Here are some Geocache pics:



In the last couple of days I  printed off sheets from Memory Map with the route marked  for my proposed walk from Lowestoft to St Bees Head which I intend to do after walking in France during May and June. The print off runs to fifty three pages of A4, and this gives some enlargement of the 1:50000 map. I will probably post half of these ahead to save weight, although they are not too heavy, and certainly much better than carrying all the maps.


Roderick Robinson said...

The attractions of rural geocaching are fairly obvious: providing purpose to what would otherwise be a walk. But urban geocaching is more fascinating. How near to Nelson's Column might you cache? And then there's the ultimate: to cache a human being, preferably a wretched celebrity.

Sir Hugh said...

BB - The nearest cache to Nelson's Column I can find is a few meters up The Strand from the Trafalgar Square end, so it is probably two or three hundred yards from Nelson's C. This would be fairly easy to beat with a bit of ingenuity - don't tell High Horse!

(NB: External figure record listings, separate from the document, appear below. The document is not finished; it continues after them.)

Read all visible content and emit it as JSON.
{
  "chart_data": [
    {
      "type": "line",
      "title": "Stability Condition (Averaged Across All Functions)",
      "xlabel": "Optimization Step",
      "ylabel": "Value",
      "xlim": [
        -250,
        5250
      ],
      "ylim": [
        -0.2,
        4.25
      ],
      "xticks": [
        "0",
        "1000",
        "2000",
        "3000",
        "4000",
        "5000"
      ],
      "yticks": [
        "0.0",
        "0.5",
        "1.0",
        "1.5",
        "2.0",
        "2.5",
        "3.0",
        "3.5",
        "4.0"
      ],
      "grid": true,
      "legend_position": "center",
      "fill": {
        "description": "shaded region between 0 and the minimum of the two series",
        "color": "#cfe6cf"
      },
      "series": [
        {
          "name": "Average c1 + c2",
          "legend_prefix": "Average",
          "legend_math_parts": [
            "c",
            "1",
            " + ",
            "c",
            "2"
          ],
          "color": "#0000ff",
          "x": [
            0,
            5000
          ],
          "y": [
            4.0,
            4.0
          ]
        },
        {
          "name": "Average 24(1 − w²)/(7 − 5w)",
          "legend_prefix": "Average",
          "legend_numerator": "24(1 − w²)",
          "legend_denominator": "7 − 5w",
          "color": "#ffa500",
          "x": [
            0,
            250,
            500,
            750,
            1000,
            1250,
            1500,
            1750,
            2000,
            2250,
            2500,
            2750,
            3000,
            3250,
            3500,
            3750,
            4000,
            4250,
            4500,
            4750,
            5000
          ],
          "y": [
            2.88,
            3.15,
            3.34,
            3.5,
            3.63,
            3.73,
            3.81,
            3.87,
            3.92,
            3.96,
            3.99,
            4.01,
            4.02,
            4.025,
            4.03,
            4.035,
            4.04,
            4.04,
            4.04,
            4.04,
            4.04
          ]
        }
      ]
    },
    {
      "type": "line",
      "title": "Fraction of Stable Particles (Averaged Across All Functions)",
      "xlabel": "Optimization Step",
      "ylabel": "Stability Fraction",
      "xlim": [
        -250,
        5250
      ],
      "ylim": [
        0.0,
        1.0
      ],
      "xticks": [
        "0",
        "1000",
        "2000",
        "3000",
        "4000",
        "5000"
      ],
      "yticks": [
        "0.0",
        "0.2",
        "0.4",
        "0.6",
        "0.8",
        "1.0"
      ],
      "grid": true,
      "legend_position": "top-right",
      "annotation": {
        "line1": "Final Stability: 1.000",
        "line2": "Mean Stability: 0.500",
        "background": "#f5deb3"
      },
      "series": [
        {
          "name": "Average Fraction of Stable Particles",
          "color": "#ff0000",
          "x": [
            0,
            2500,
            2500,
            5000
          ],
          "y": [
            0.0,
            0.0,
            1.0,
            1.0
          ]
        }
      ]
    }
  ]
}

There are a couple of "virtual" caches, one starting a trail from information gleaned in Trafalgar Square, and the second is similar using information gleaned from paintings the Renaissance Painting section of The National Gallery.

Caching a celebrity would I think need that person's cooperation. It would be best to pick a rising, or declining celebrity who was prepared to put up with the bother in order to climb higher up the ladder of stardom - the types who would go for The Big Brother experience perhaps.